REITs are a wonderful diversifier for those stocks and bonds. It’s another layer for the portfolio.
And here’s a very informative post from Horizons – Finding the right income opportunity in 2020. That post covers why preferred shares and REITs can provide some of that desired yin and yang on the diversification front.
And here’s why REITs can benefit when bond yields and rates are low.
Typically, REITs use debt to acquire properties and rent out those properties to generate income, which is distributed to unitholders. Naturally, the biggest hit to revenue is the carry cost of borrowing, so when interest rates are low, the funds from operations (“FFO”) tend to skew higher.– Horizons
REITs benefit from that low yield environment and from falling rates. Most analysts project that rates and borrowing costs are not going anywhere in a hurry. The concern for many REITs is the pandemic and our shopping and work behaviour. Successful vaccines will likely bring back more of that ‘old normal’ in 2021 or into 2022. We might then be in a more favourable environment for REITs and REIT ETFs.
And remember that REITs have historically delivered very generous returns, outright. Here’s the returns history for the BMO REIT ETF, and the Solactive index.
An incredible total return history.
Those returns trounced that of the TSX Composite.
There might be more value in the core iShares and Vanguard REIT ETFs as more investors turn their backs on the harder hit REITs. And be prepared, there may be more dividend cuts to come. You might get the opportunity (potentially) to buy at even lower prices.
That said, after a few other REITs cut their dividends the share prices went on to out perform the index. This table is courtesy of Mat Litalien of stocktrades.ca. The Absolute Return shows the out performance or under performance relative to the index – from the time of the dividend cut or reduction.

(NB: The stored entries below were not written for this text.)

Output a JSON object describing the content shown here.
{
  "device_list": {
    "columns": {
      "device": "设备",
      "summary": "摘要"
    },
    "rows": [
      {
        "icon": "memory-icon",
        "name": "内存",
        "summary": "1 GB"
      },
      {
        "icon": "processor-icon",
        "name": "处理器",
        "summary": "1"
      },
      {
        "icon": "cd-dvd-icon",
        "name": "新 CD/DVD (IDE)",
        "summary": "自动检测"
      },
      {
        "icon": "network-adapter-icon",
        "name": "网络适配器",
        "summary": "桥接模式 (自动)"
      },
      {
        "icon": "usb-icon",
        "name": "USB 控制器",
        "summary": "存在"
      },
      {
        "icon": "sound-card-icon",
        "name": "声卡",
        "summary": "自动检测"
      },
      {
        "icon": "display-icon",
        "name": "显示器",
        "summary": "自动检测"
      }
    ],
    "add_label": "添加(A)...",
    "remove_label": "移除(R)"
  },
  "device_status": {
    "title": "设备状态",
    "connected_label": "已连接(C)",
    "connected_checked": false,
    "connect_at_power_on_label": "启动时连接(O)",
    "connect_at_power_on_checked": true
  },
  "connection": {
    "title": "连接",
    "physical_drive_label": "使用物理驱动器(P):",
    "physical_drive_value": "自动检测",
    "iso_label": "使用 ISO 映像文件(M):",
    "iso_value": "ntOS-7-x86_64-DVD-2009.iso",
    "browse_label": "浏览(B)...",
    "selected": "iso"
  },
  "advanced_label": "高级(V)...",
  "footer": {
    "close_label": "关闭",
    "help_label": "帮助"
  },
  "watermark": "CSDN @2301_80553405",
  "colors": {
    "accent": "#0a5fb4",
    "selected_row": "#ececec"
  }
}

I really like that CI First Asset REIT and the BMO and Horizons offerings that offer the equal-weight option. Investors may also choose to hand select a few REITs. You make look for safety, or value, or combination of. You can also skim (buy) enough of those individual REITs to create your own lower fee “ETF”.
If you sign up with Questrade you will not pay any fees when you purchase ETFs.
If you don’t yet have an allocation to REITs this might be an attractive entry level as prices are still depressed.
You might also consider a Global REIT ETF.
Final thoughts for RioCan.
When the REIT reported its most recent quarterly earnings, management said the company collected 93.4 per cent of its billed rent. It added that of all the retailers that had filed for bankruptcy protection, the confirmed closings represented just 0.9 per cent of RioCan’s total revenue.
But at the same time, management had also disclosed they created two categories of tenants across its portfolio, and 22 per cent of its net rent was characterized as “potentially vulnerable.” This group includes movie theatres, gyms and sit-down restaurants.